Kiss and tell, that’s all she knows. Me and Benny did it in his room while his parents were downstairs watching re-runs of The Lawrence Welk Show. Tell one person in this backwater town and you tell them all. Big fucking joke, until the Lutherans get hold of it. Then it’s a big fucking whisper.

My feet and my heart are not on the same page, and my head is pissed with the both of them. You can do better than her is the mantra. She’s no good for you, I tell myself. My parents think it’s cute. They’re relieved I finally started dating. I guess they haven’t heard the whispers.

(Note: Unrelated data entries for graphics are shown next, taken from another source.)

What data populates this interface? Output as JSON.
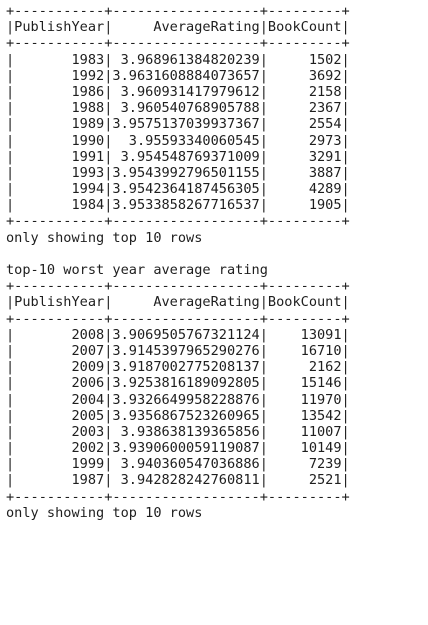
{
  "lines": [
    "+-----------+------------------+---------+",
    "|PublishYear|     AverageRating|BookCount|",
    "+-----------+------------------+---------+",
    "|       1983| 3.968961384820239|     1502|",
    "|       1992|3.9631608884073657|     3692|",
    "|       1986| 3.960931417979612|     2158|",
    "|       1988| 3.960540768905788|     2367|",
    "|       1989|3.9575137039937367|     2554|",
    "|       1990|  3.95593340060545|     2973|",
    "|       1991| 3.954548769371009|     3291|",
    "|       1993|3.9543992796501155|     3887|",
    "|       1994|3.9542364187456305|     4289|",
    "|       1984|3.9533858267716537|     1905|",
    "+-----------+------------------+---------+",
    "only showing top 10 rows",
    "",
    "top-10 worst year average rating",
    "+-----------+------------------+---------+",
    "|PublishYear|     AverageRating|BookCount|",
    "+-----------+------------------+---------+",
    "|       2008|3.9069505767321124|    13091|",
    "|       2007|3.9145397965290276|    16710|",
    "|       2009|3.9187002775208137|     2162|",
    "|       2006|3.9253816189092805|    15146|",
    "|       2004|3.9326649958228876|    11970|",
    "|       2005|3.9356867523260965|    13542|",
    "|       2003| 3.938638139365856|    11007|",
    "|       2002|3.9390600059119087|    10149|",
    "|       1999| 3.940360547036886|     7239|",
    "|       1987| 3.942828242760811|     2521|",
    "+-----------+------------------+---------+",
    "only showing top 10 rows"
  ]
}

Ass and tits. Or is it the other way around? Either way she’s got more than eight women can share between them and still use a phone booth. Lay her down in the mud and watch the piglets come running. Fuck it. I guess it’s over. Do you want paper or plastic?

Poetry by Joseph M. Gant

Cancerous Sonnet for a Tumor
.
I shall collect as many cancers as my body gladly
holds. Let the tumors run wild in an orgy rife
of death and living decay. I’ll take no chemo,
watch no diet, opt for no invasive surgeons. To writhe in
agony of the body’s own consumption of self
is my calling and I heed the grim toll, collected
from my flesh in pounds. Survival of the fittest, and
the winner here is obvious— not medicine, nor
therapy, but black crawling cells devouring the weak.
Strong enough to put religion back in most, they thrive.
I will take the glory upon me; I call it by every means
discovered as of late, and do so with no god if only
to prove the uncompromising Darwinian truths,
eaten, black, pontificating from the deep velvet closet.
.         Let me be an example so hideous,
.         you’ll not want to touch me again.